В ту афганскую командировку Каверзневу редко удавалось позвонить домой – связь была ужасной, и домашние о том, что он жив и здоров, узнавали, когда видели его репортажи в программе «Время». За пару дней до возвращения он позвонил, и сказал, что собрал уникальный материал для фильма. 23 марта съёмочную группу встречали в Шереметьево. Выглядел Каверзнев неважно. На следующий день коллеги собирались с ним в Останкино смотреть отснятый материал, но Каверзнев не приехал. Через несколько дней он подумал, что подхватил грипп, и доктор из районной поликлиники диагноз подтвердил. Назавтра Каверзневу стало хуже, врачи «скорой» сказали, что это тиф. До лифта он дошёл сам, сел в машину, но состояние ухудшалось буквально на глазах, и его с мигалкой и сиреной отвезли в реанимацию Боткинской больницы. Через 6 дней после возвращения из Афганистана он умер от неизвестной то ли инфекции, то ли яда. Было ему всего 50 лет.
Обстоятельства гибели ведущего советского тележурналиста породили массу версий и вызвали кривотолки. Уже тогда ходили слухи, что Каверзнева отравили КГБ или военные: якобы он узнал, как генералы сбывают оружие «духам», и что в СССР на военных бортах тоннами возят афганский героин.

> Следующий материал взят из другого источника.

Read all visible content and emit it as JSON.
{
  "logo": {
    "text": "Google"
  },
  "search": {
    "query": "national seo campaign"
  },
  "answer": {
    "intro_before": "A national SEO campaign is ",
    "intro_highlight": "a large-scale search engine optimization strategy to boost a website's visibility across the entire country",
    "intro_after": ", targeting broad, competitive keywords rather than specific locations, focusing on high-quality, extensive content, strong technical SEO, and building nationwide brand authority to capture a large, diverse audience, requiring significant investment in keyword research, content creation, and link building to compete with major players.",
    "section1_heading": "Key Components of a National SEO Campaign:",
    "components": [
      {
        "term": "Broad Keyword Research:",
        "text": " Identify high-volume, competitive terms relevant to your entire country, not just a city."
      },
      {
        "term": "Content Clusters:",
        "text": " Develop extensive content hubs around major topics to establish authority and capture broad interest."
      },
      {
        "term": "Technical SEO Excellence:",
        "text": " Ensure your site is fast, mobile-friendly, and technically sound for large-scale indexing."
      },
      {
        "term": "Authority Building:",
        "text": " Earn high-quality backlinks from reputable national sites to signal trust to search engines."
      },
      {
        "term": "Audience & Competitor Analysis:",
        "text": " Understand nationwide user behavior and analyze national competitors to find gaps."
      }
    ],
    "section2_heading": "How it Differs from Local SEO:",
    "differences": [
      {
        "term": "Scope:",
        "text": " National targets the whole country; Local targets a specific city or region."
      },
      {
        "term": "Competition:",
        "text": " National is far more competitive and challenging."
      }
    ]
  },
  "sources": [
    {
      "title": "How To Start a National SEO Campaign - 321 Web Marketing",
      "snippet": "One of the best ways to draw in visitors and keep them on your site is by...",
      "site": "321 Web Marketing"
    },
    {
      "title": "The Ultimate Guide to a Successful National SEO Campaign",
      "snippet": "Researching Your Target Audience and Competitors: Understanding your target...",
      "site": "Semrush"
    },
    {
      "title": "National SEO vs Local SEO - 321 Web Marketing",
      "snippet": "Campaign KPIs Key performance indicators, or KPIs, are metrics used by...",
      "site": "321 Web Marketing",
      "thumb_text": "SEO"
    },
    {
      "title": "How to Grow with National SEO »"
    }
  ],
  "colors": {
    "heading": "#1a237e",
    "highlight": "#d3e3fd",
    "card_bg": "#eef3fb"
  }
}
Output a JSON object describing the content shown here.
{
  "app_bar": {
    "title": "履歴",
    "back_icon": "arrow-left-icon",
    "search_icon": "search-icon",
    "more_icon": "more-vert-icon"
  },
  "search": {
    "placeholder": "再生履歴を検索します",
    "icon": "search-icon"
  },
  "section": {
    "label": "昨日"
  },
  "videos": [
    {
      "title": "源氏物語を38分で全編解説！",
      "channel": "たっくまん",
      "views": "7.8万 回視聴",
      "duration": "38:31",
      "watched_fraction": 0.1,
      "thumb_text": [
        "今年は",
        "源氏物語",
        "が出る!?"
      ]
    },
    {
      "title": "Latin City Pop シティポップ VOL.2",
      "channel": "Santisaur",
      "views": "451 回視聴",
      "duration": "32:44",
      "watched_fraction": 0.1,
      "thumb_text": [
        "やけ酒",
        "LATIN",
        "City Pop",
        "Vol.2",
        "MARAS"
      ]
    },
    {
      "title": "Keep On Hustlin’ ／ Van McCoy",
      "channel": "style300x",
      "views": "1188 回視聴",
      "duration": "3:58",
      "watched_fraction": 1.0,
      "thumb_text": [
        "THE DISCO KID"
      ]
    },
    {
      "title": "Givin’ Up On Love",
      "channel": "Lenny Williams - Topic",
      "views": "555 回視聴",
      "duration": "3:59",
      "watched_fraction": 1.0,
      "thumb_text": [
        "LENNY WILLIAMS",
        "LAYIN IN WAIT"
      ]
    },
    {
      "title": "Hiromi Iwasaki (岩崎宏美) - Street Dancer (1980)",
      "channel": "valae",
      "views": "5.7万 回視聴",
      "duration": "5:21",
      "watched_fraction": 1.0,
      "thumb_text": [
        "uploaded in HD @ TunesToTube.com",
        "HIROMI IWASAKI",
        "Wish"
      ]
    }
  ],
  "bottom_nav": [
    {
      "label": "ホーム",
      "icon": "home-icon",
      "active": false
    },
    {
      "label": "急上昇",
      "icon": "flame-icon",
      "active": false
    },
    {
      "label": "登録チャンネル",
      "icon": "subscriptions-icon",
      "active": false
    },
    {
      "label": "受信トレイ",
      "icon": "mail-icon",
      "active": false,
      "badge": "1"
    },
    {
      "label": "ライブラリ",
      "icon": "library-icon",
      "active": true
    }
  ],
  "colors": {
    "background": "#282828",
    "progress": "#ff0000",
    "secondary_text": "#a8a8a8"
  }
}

29 марта 1983 года с трагического известия о кончине после внезапной болезни Александра Каверзнева началась программа «Время». Это нарушало все писанные и неписанные инструкции советского телевидения: только о смерти руководителя страны или члена Политбюро народу сообщали в первые минуты программы, весть о том, что умер журналист, рядовой солдат партии, сообщалась либо в самом конце, либо люди узнавали об этом из других СМИ. В те годы отступление на телевидении от существующих правил влекло за собой строгие «оргвыводы» и другие неприятные последствия, вплоть до снятия с должности и лишения партбилета. Каверзнев часто ломал законы жанра, и даже его смерть изменила законы заскорузлого советского телевидения. Санкцию на изменение порядка программы «Время» мог дать только сам генсек Юрий Андропов. Впрочем, «Правда» о смерти Каверзнева не сообщила вовсе, а «Известия» поместили некролог только 31 марта, да и то на последней полосе.
Фильм Каверзнева об Афганистане завершили его коллеги – Фарид Сейфуль-Мулюков и Леонид Золоторевский. Им помогли записи из дневника, который журналист вёл всю жизнь. «Афганский дневник» впервые показали 16 июня 1983-го. В тот день Александру Каверзневу исполнился бы 51 год.